Ogni storia ha una sua specificità, nella sua bellezza o amarezza, nei contenuti e trame, nelle emozioni che la colorano, nel linguaggio usato, come anche nella sintassi che la caratterizza. Ad esempio, può notarsi il frequente utilizzo di alcuni verbi piuttosto che altri o il consueto ricorrere a specifici aggettivi o pronomi che, combinandosi in quel particolare modo, compongono ogni storia, ognuna diversa da un’altra.
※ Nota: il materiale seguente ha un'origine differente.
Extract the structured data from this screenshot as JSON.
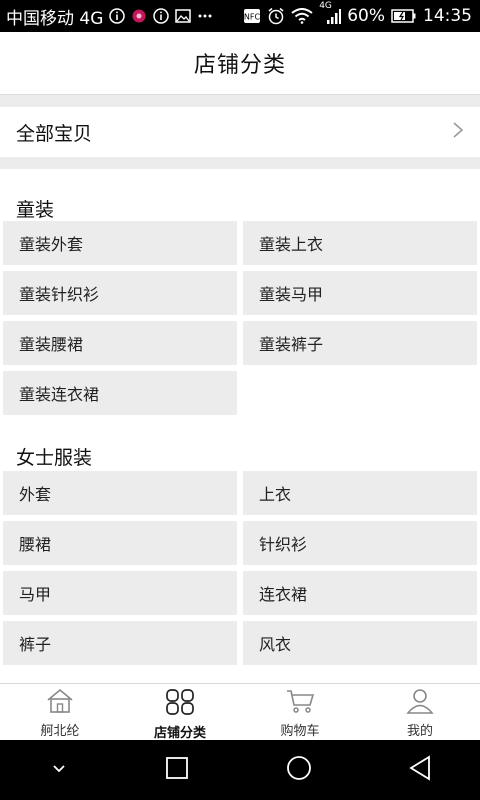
{
  "status_bar": {
    "carrier": "中国移动 4G",
    "battery": "60%",
    "time": "14:35",
    "network_small": "4G"
  },
  "header": {
    "title": "店铺分类"
  },
  "all_items": {
    "label": "全部宝贝"
  },
  "sections": [
    {
      "title": "童装",
      "items": [
        "童装外套",
        "童装上衣",
        "童装针织衫",
        "童装马甲",
        "童装腰裙",
        "童装裤子",
        "童装连衣裙"
      ]
    },
    {
      "title": "女士服装",
      "items": [
        "外套",
        "上衣",
        "腰裙",
        "针织衫",
        "马甲",
        "连衣裙",
        "裤子",
        "风衣"
      ]
    }
  ],
  "tab_bar": {
    "tabs": [
      {
        "label": "舸北纶",
        "icon": "home-icon"
      },
      {
        "label": "店铺分类",
        "icon": "category-icon",
        "active": true
      },
      {
        "label": "购物车",
        "icon": "cart-icon"
      },
      {
        "label": "我的",
        "icon": "user-icon"
      }
    ]
  }
}
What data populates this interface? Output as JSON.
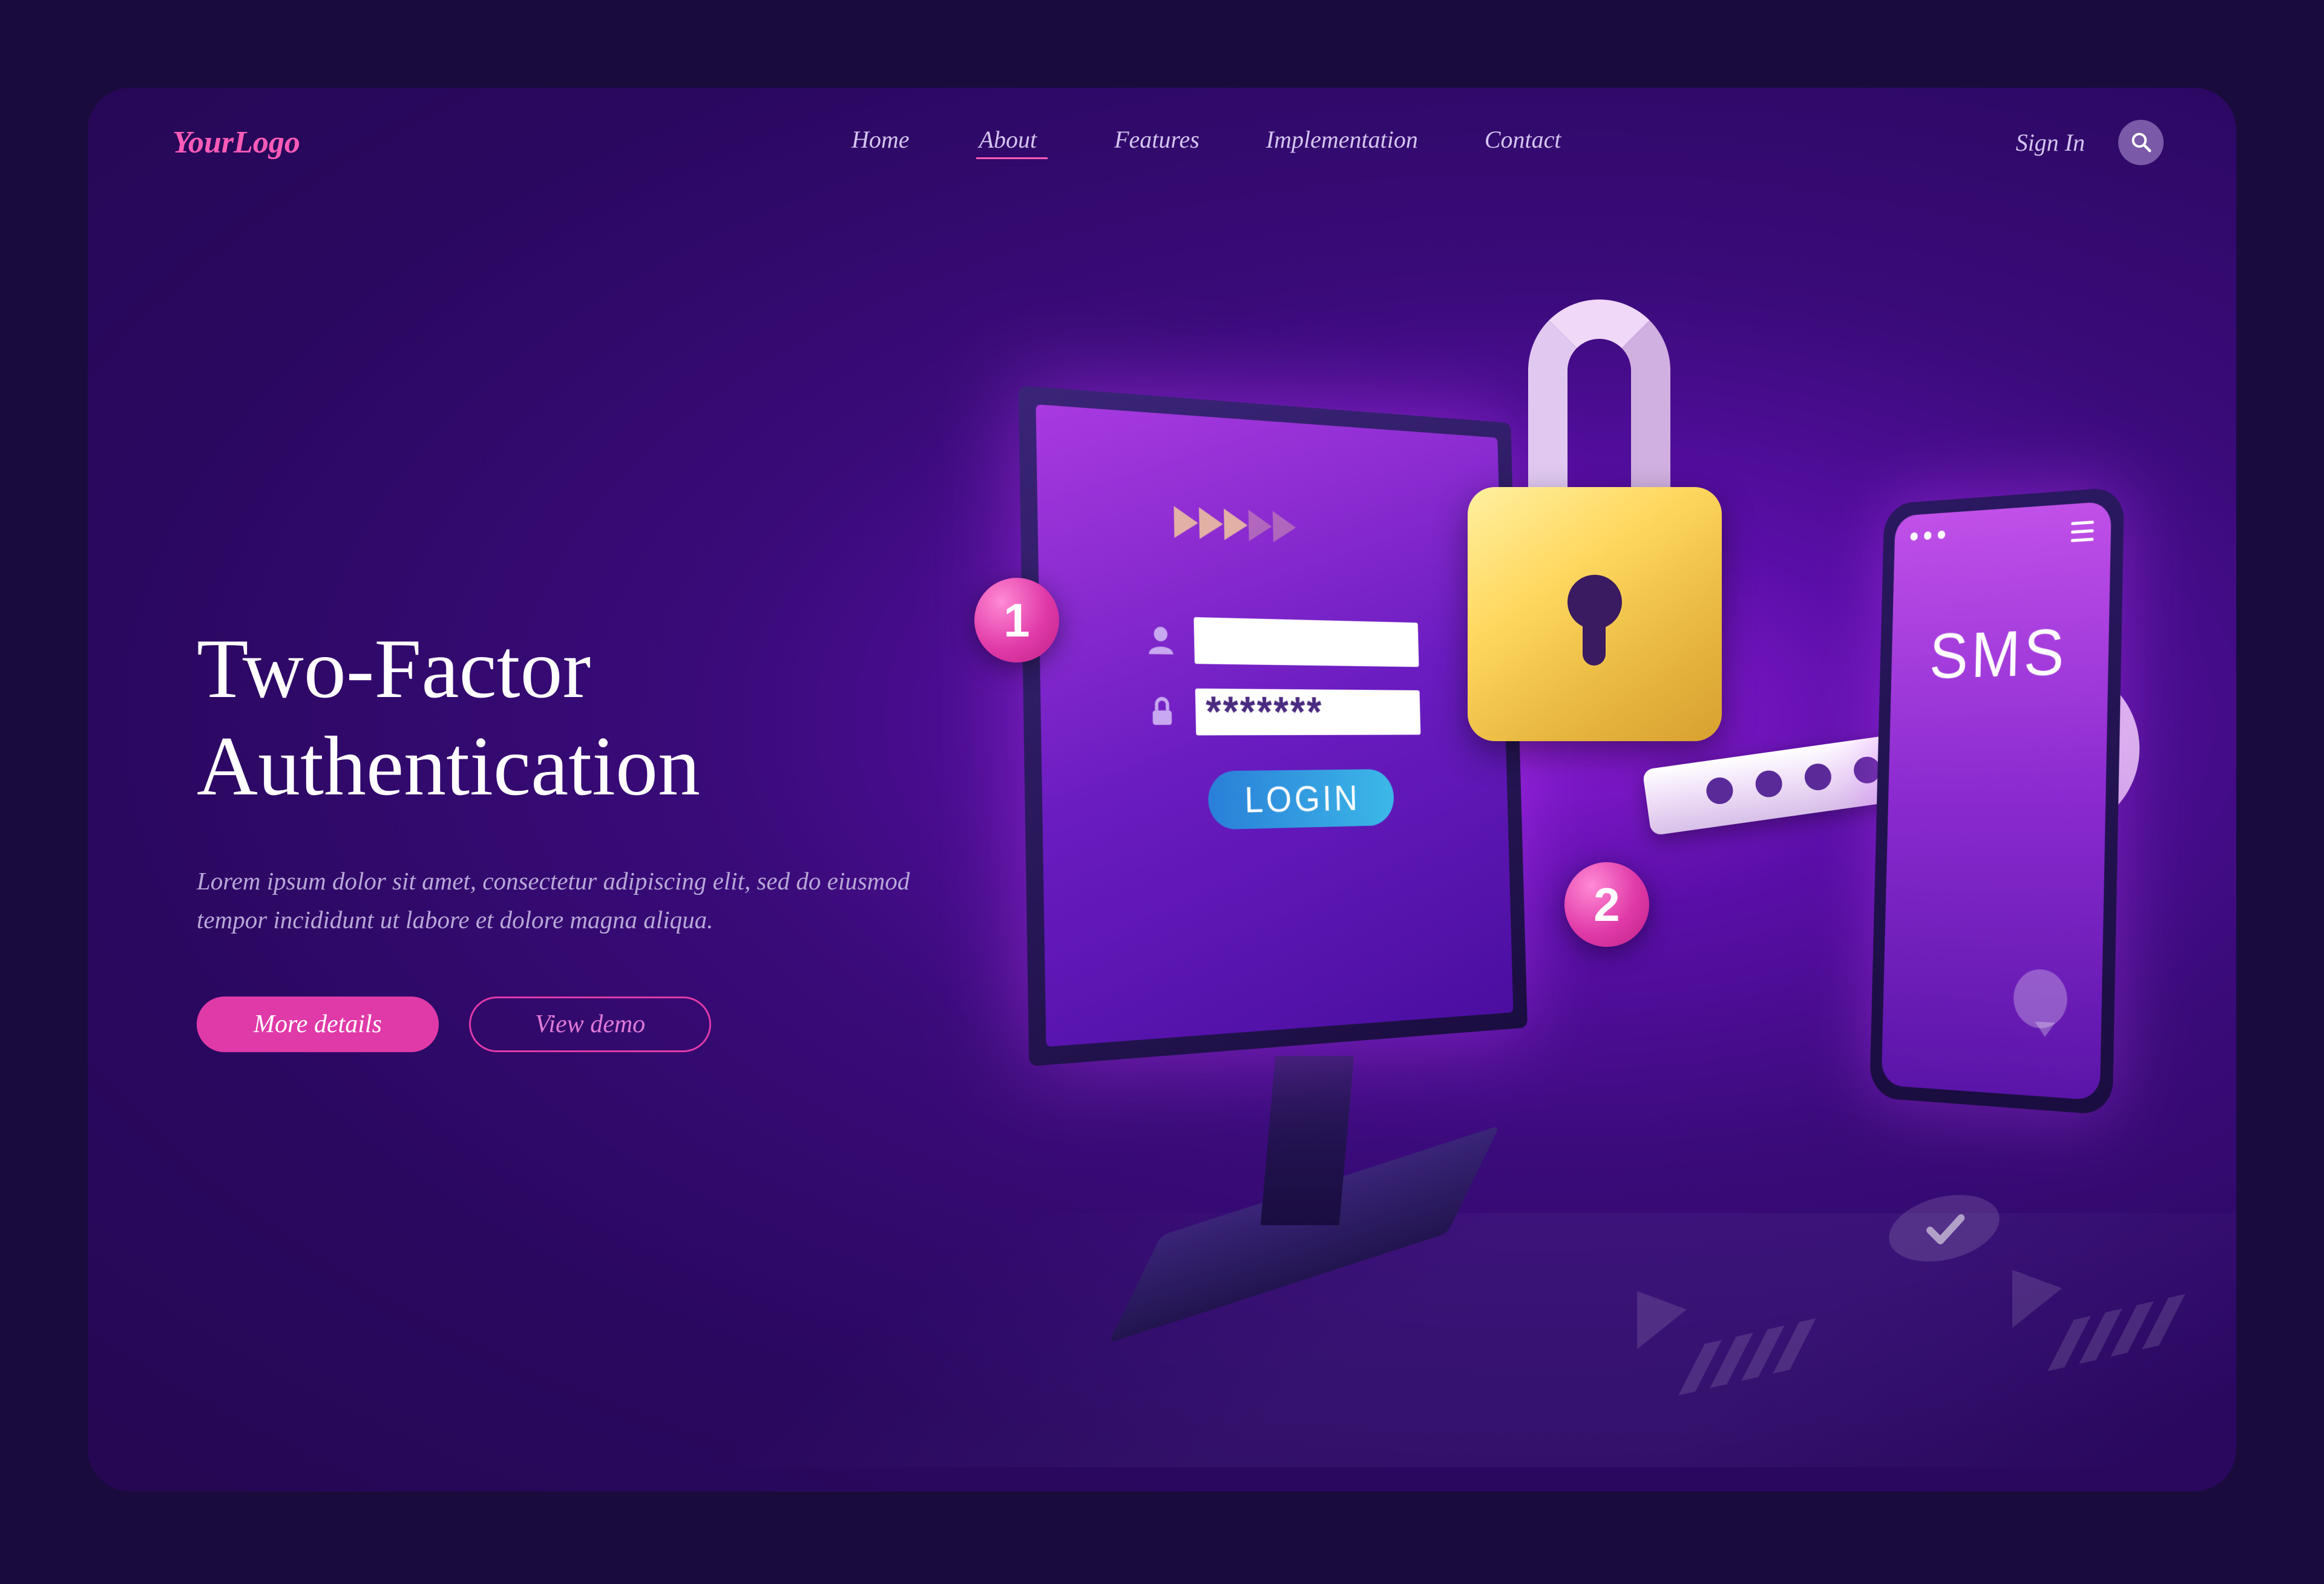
{
  "header": {
    "logo": "YourLogo",
    "nav": [
      "Home",
      "About",
      "Features",
      "Implementation",
      "Contact"
    ],
    "active_nav_index": 1,
    "signin": "Sign In"
  },
  "hero": {
    "title_line1": "Two-Factor",
    "title_line2": "Authentication",
    "description": "Lorem ipsum dolor sit amet, consectetur adipiscing elit, sed do eiusmod tempor incididunt ut labore et dolore magna aliqua.",
    "primary_btn": "More details",
    "secondary_btn": "View demo"
  },
  "illustration": {
    "badge1": "1",
    "badge2": "2",
    "password_mask": "*******",
    "login_label": "LOGIN",
    "sms_label": "SMS"
  },
  "colors": {
    "accent_pink": "#e03aa8",
    "bg_dark": "#1a0b3d",
    "bg_purple_light": "#8a1bd4"
  }
}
Nel post di oggi vorrei soffermarmi proprio sull’importanza della sintassi di ogni storia, sul modo cioè in cui possono combinarsi le parole al suo interno e come ciò possa far cogliere il senso e significato della stessa. A tal proposito, di fondamentale importanza trovo l’utilizzo del pronome personale “Io” e come questo possa caratterizzare la trama di una storia, se preferito agli altri pronomi. Mi riferisco in qualche modo al sentirsi protagonisti e non spettatori della propria vita e all’assumersi la responsabilità del suo andamento e qualità; come anche alla possibilità di staccarsi dalle storie scritte dagli altri per sé, o da quelle che invece sembrano ripetersi tra le generazioni, storie ereditate che si vorrebbero invece superare.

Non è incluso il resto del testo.